Howard Marks: 79 Years of Investing Wisdom in 55 Minutes - My First Million Recap
Podcast: My First Million
Published: 2025-08-25
Duration: 49 minutes
Guests: Howard Marks
Summary
Howard Marks shares his timeless investing philosophy, emphasizing contrarian thinking, emotional discipline, and the importance of understanding market cycles to improve your odds in an uncertain world.
What Happened
Howard Marks, co-founder of Oaktree Capital, begins by explaining the essence of contrarian investing, emphasizing that true success comes from zigging when others zag. He highlights Warren Buffett’s principle: 'Be fearful when others are greedy and greedy when others are fearful,' underscoring the importance of emotional discipline in investing.

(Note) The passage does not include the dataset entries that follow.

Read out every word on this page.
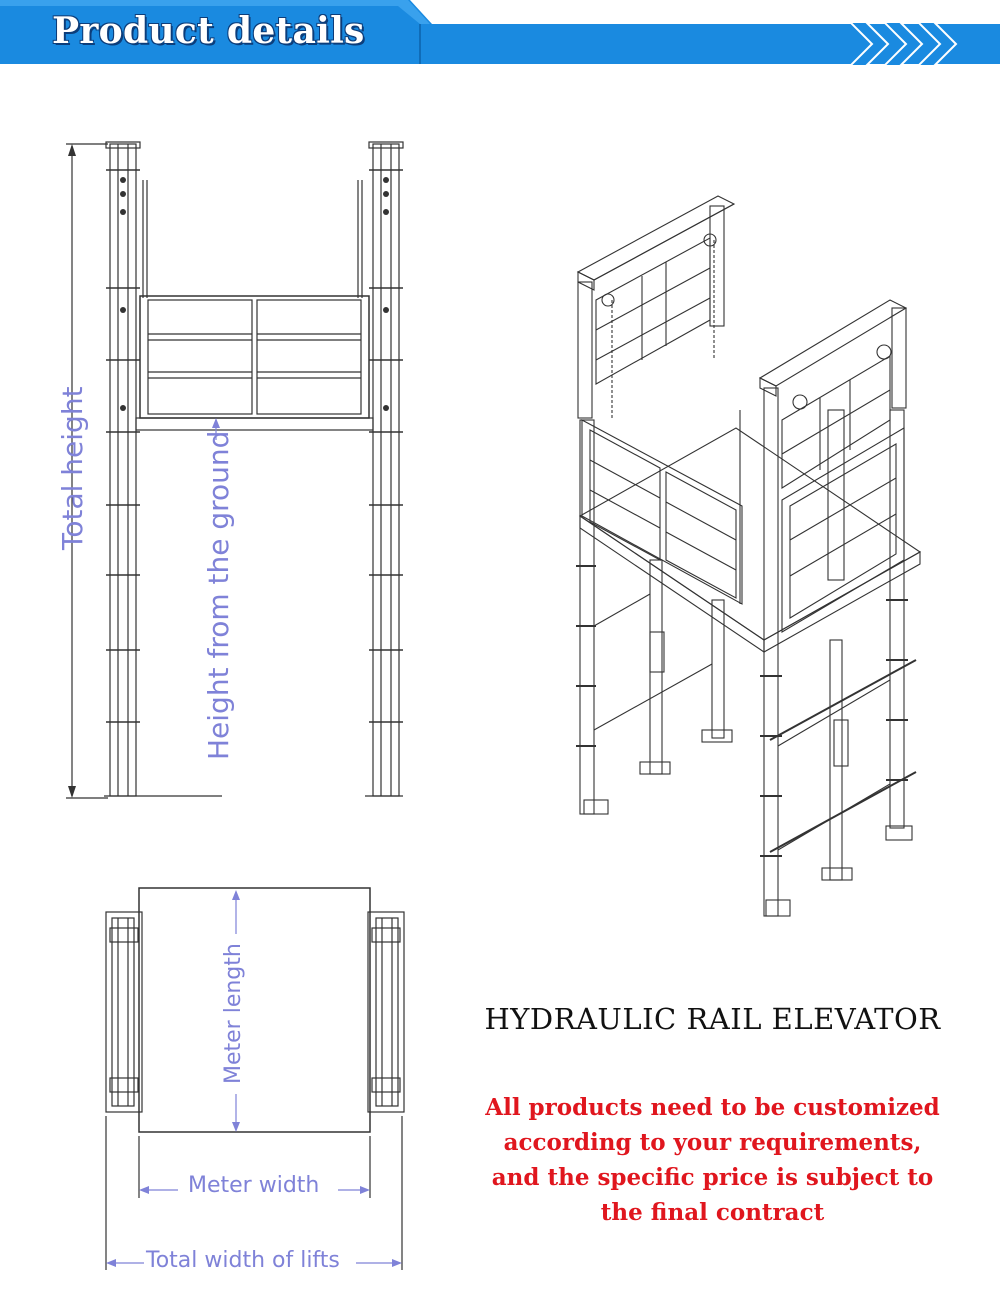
Product details
Total height	Height from the ground
Meter length
Meter width
Total width of lifts
HYDRAULIC RAIL ELEVATOR
All products need to be customized
according to your requirements,
and the specific price is subject to
the final contract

Marks shares insights on the S&P 500 and challenges the assumption that its long-term average return of 10% is guaranteed. He explains how the market’s PE ratio and investor behavior heavily influence returns and cautions against blind faith in historical averages. He also introduces the concept of rebalancing based on relative price movements as a safer alternative for non-active investors.
Reflecting on his 56-year career, Marks discusses his early move into high-yield bonds and distressed debt, areas considered risky at the time but which he approached conservatively to mitigate downside risk. He credits his innate caution, shaped by his parents’ experience during the Great Depression, for his success but admits it also held him back from pursuing more aggressive asset classes.
Marks recounts his experience during the 2008 financial crisis, where Oaktree invested $450 million per week over 15 weeks. He explains the logic behind deploying capital in high-stakes moments: if the world melts down, no action matters; if it doesn’t, failing to act is a disaster. This calculated risk-taking, rooted in understanding human behavior, allowed Oaktree to capitalize on fear-driven opportunities.
The episode dives into the psychology of investing, with Marks emphasizing the need for clinical observation and detachment from emotion. He cites the saying, 'When the time comes to buy, you won’t want to,' as a profound truth about market lows, where fear dominates.
Marks discusses his famed memos, including 'Bubble.com,' written during the dot-com bubble in 2000. These memos identify patterns of financial speculation and irrationality, grounded in historical cycles. He stresses the importance of recognizing where we are in the market cycle to improve investment odds, even if predicting the future remains impossible.
The conversation turns to Marks’ reading habits, with him highlighting books like 'Devil Take the Hindmost' and 'A Short History of Financial Euphoria,' which explore investor behavior and historical cycles. He credits these books for shaping his understanding of market extremes and his ability to detect bubbles and crises.
Marks concludes by reflecting on the mistakes investors make, such as believing the present trends will continue indefinitely, underestimating the impact of emotions, and overconfidence in predicting the future. His advice centers on cultivating a methodical, clinical approach to investing and maintaining consistency to avoid catastrophic losses.
Key Insights
- Contrarian investing works because the crowd is often driven by emotion, not logic. Howard Marks channels Warren Buffett's mantra: 'Be fearful when others are greedy and greedy when others are fearful,' using emotional discipline to exploit market extremes.
- The S&P 500’s historical 10% return isn’t guaranteed—it depends on factors like the market’s PE ratio and irrational investor behavior. Blindly relying on past averages ignores the reality that conditions constantly shift.
- During the 2008 financial crisis, Oaktree deployed $450 million weekly for 15 weeks, betting on fear-driven opportunities. Marks' rationale: if the system collapses, nothing matters, but if it doesn’t, inaction could be catastrophic.
- Investors often fail because they assume trends will last forever and overestimate their predictive abilities. Marks' antidote: study historical cycles, like in his memo 'Bubble.com,' to recognize when markets are irrational without trying to time the future perfectly.
Key Questions Answered
What does Howard Marks say about the S&P 500 on My First Million?
Marks challenges the assumption that the S&P 500 will always return 10% annually, explaining how PE ratios and investor behavior impact returns. He cautions against blind faith in historical averages and highlights the importance of understanding market cycles.
How did Howard Marks invest during the 2008 financial crisis?
Oaktree invested $450 million per week for 15 weeks during the crisis, leveraging fear-driven opportunities. Marks explains the logic: acting decisively in uncertain moments ensures capital is deployed when prices are suppressed.
What books does Howard Marks recommend for understanding financial cycles?
Marks recommends 'Devil Take the Hindmost' and 'A Short History of Financial Euphoria,' both of which explore investor behavior and historical financial speculation, helping to identify market cycles and irrational behavior.